For the period ended: February 29, 2008


[  ] Transition Report on Form 10-K  

[  ] Transition Report on Form 20-F  

[  ] Transition Report on Form 11-K  

[  ] Transition Report on Form 10-Q  

[  ] Transition Report on Form NSAR  


For the transition period ended: 


Read attached Instruction Sheet Before Preparing Form. Please Print or Type.


Nothing in this form shall be construed to imply that the Commission has verified any information contained herein.


If the notification related to a portion of the filing checked above, identify the item(s) to which notification relates:


Part I-Registrant Information


Full name of Registrant:

Ascendia Brands, Inc.

Former name if Applicable:


Address of Principal Executive Office
(Street and Number):

100 American Metro Boulevard, Suite 108

City, State and Zip Code:

Hamilton, New Jersey 08619


Part II-Rule 12b-25(b) and (c)


If the subject report could not be filed without unreasonable effort or expense and the registrant seeks relief pursuant to Rule 12b-25(b), the following should be completed.(Check box if appropriate.)



(a)    The reasons described in detail in Part III of this form could not be eliminated without unreasonable effort or expense;

(b)    The subject annual report, semi-annual report, transition report of Forms 10-K, 10-KSB, 20-F, 11-K, Form N-SAR or Form N-CSR, or portion thereof will be filed on or before the 15th calendar day following the prescribed due date; or the subject quarterly report or transition report on Form 10-Q, 10-QSB, or portion thereof will be filed on or before the fifth calendar day following the prescribed due date; and

(c)    The accountant’s statement or other exhibit required by Rule 12b-25(c) has been attached if applicable.


Part III-Narrative


State below in reasonable detail the reasons why Forms 10-K, 20-F, 11-K, 10-Q, 10-QSB, N-SAR, N-CSR or the transition report portion thereof could not be filed within the prescribed time period.


The Registrant’s Annual Report on Form 10-K for the fiscal year ended February 29, 2008 could not be filed within the prescribed time period because the Registrant requires additional time to complete it audit for such fiscal year, including the review of the accounting for changes to its convertible debt and warrants in accordance with EITF No. 00-19, Accounting for Derivative Financial Instruments Indexed to, and Potentially Settled in, a Company’s Own Stock and SFAS No. 133, Accounting for Derivative Instruments and Hedging Activities.

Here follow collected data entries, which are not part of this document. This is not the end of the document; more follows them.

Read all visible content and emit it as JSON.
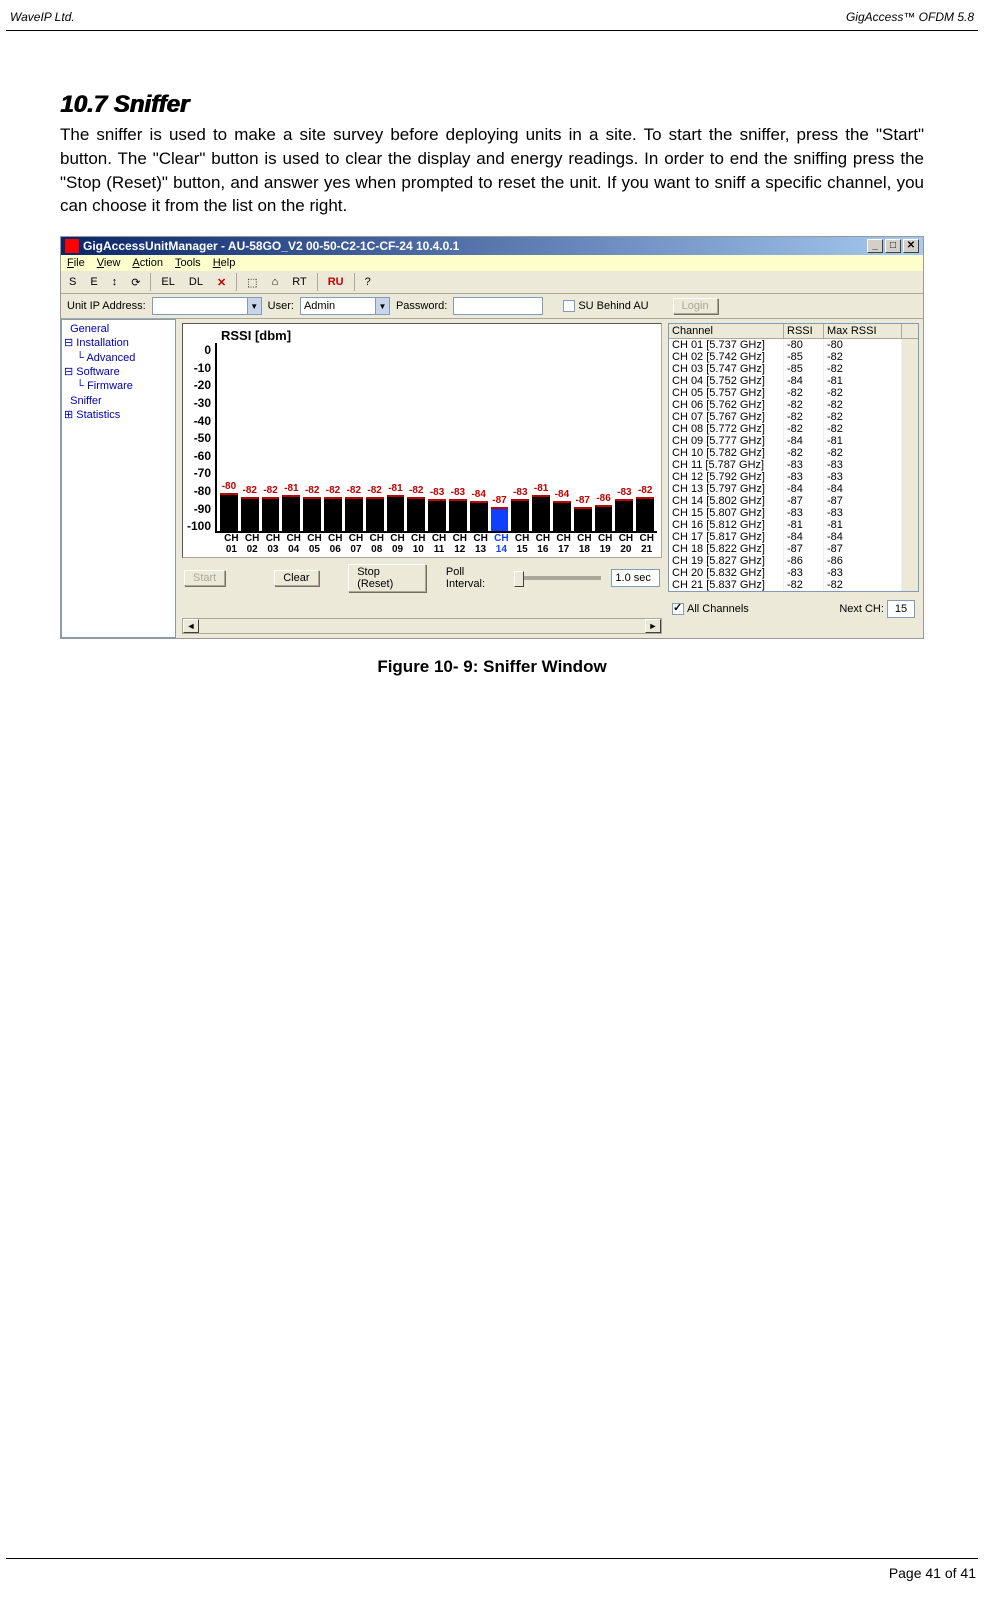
{
  "header": {
    "left": "WaveIP Ltd.",
    "right": "GigAccess™ OFDM 5.8"
  },
  "section": {
    "number_title": "10.7 Sniffer"
  },
  "paragraph": "The sniffer is used to make a site survey before deploying units in a site. To start the sniffer, press the \"Start\" button. The \"Clear\" button is used to clear the display and energy readings. In order to end the sniffing press the \"Stop (Reset)\" button, and answer yes when prompted to reset the unit. If you want to sniff a specific channel, you can choose it from the list on the right.",
  "figure_caption": "Figure 10- 9: Sniffer Window",
  "footer": "Page 41 of 41",
  "app": {
    "title": "GigAccessUnitManager - AU-58GO_V2 00-50-C2-1C-CF-24  10.4.0.1",
    "winbtns": {
      "min": "_",
      "max": "□",
      "close": "✕"
    },
    "menus": [
      "File",
      "View",
      "Action",
      "Tools",
      "Help"
    ],
    "toolbar": {
      "items": [
        "S",
        "E",
        "↕",
        "⟳",
        "EL",
        "DL",
        "✕",
        "",
        "⬚",
        "⌂",
        "RT",
        "RU",
        "",
        "?"
      ]
    },
    "conn": {
      "ip_label": "Unit IP Address:",
      "user_label": "User:",
      "user_value": "Admin",
      "pass_label": "Password:",
      "su_label": "SU Behind AU",
      "login": "Login"
    },
    "tree": [
      "  General",
      "⊟ Installation",
      "    └ Advanced",
      "⊟ Software",
      "    └ Firmware",
      "  Sniffer",
      "⊞ Statistics"
    ],
    "buttons": {
      "start": "Start",
      "clear": "Clear",
      "stop": "Stop (Reset)",
      "poll_label": "Poll Interval:",
      "poll_value": "1.0 sec"
    },
    "right": {
      "headers": {
        "c1": "Channel",
        "c2": "RSSI",
        "c3": "Max RSSI"
      },
      "allch": "All Channels",
      "nextch_label": "Next CH:",
      "nextch_value": "15"
    }
  },
  "chart_data": {
    "type": "bar",
    "title": "RSSI [dbm]",
    "ylabel": "",
    "ylim": [
      -100,
      0
    ],
    "yticks": [
      0,
      -10,
      -20,
      -30,
      -40,
      -50,
      -60,
      -70,
      -80,
      -90,
      -100
    ],
    "categories": [
      "CH 01",
      "CH 02",
      "CH 03",
      "CH 04",
      "CH 05",
      "CH 06",
      "CH 07",
      "CH 08",
      "CH 09",
      "CH 10",
      "CH 11",
      "CH 12",
      "CH 13",
      "CH 14",
      "CH 15",
      "CH 16",
      "CH 17",
      "CH 18",
      "CH 19",
      "CH 20",
      "CH 21"
    ],
    "values": [
      -80,
      -82,
      -82,
      -81,
      -82,
      -82,
      -82,
      -82,
      -81,
      -82,
      -83,
      -83,
      -84,
      -87,
      -83,
      -81,
      -84,
      -87,
      -86,
      -83,
      -82
    ],
    "selected_index": 13,
    "table": [
      {
        "ch": "CH 01 [5.737 GHz]",
        "rssi": -80,
        "max": -80
      },
      {
        "ch": "CH 02 [5.742 GHz]",
        "rssi": -85,
        "max": -82
      },
      {
        "ch": "CH 03 [5.747 GHz]",
        "rssi": -85,
        "max": -82
      },
      {
        "ch": "CH 04 [5.752 GHz]",
        "rssi": -84,
        "max": -81
      },
      {
        "ch": "CH 05 [5.757 GHz]",
        "rssi": -82,
        "max": -82
      },
      {
        "ch": "CH 06 [5.762 GHz]",
        "rssi": -82,
        "max": -82
      },
      {
        "ch": "CH 07 [5.767 GHz]",
        "rssi": -82,
        "max": -82
      },
      {
        "ch": "CH 08 [5.772 GHz]",
        "rssi": -82,
        "max": -82
      },
      {
        "ch": "CH 09 [5.777 GHz]",
        "rssi": -84,
        "max": -81
      },
      {
        "ch": "CH 10 [5.782 GHz]",
        "rssi": -82,
        "max": -82
      },
      {
        "ch": "CH 11 [5.787 GHz]",
        "rssi": -83,
        "max": -83
      },
      {
        "ch": "CH 12 [5.792 GHz]",
        "rssi": -83,
        "max": -83
      },
      {
        "ch": "CH 13 [5.797 GHz]",
        "rssi": -84,
        "max": -84
      },
      {
        "ch": "CH 14 [5.802 GHz]",
        "rssi": -87,
        "max": -87
      },
      {
        "ch": "CH 15 [5.807 GHz]",
        "rssi": -83,
        "max": -83
      },
      {
        "ch": "CH 16 [5.812 GHz]",
        "rssi": -81,
        "max": -81
      },
      {
        "ch": "CH 17 [5.817 GHz]",
        "rssi": -84,
        "max": -84
      },
      {
        "ch": "CH 18 [5.822 GHz]",
        "rssi": -87,
        "max": -87
      },
      {
        "ch": "CH 19 [5.827 GHz]",
        "rssi": -86,
        "max": -86
      },
      {
        "ch": "CH 20 [5.832 GHz]",
        "rssi": -83,
        "max": -83
      },
      {
        "ch": "CH 21 [5.837 GHz]",
        "rssi": -82,
        "max": -82
      }
    ]
  }
}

In addition, the Registrant has not yet completed the review of such accounting for the fiscal quarter ended November 24, 2007


The Registrant expects to file the Annual Report on Form 10-K not later than June 30, 2008.


Part IV-Other Information



(1)   Name and telephone number of person to contact in regard to this notification:


Keith S. Daniels




(Area Code)

(Telephone Number)


(2)   Have all other periodic reports required under Section 13 or 15(d) of the Securities Exchange Act of 1934 or Section 30 of the Investment Company Act of 1940 during the preceding 12 months or for such shorter period that the registrant was required to file such report(s) been filed?     



[  ] Yes

[X] No


If the answer is no, identify report(s):  


Quarterly Report on Form 10-Q for the period ended November 24, 2007


(3)   Is it anticipated that any significant change in results of operations from the corresponding period for the last fiscal year will be reflected by the earnings statements to be included in the subject report or portion thereof?



[X] Yes

[  ] No


If so: attach an explanation of the anticipated change, both narratively and quantitatively, and, if appropriate, state the reasons why a reasonable estimate of the results cannot be made.


Registrant has not yet completed the examination of its financial statements for the fiscal year ended February 29, 2008 and is not able to provide an estimate of such changes at this time.


Ascendia Brands, Inc.

Name of Registrant as Specified in Charter


Has caused this notification to be signed on its behalf by the undersigned thereunto duly authorized.


Date: June 12, 2008


/s/ Keith S. Daniels

Keith S. Daniels

Chief Financial Officer


INSTRUCTION: The form may be signed by an executive officer of the registrant or by any other duly authorized representative. The name and title of the person signing the form shall be typed or printed beneath the signature. If the statement is signed on behalf of the registrant by an authorized representative (other than an executive officer), evidence of the representative’s authority to sign on behalf of the registrant shall be filed with the form.




Intentional misstatements or omissions of fact constitute Federal Criminal Violations (See 18 U.S.C. 1001).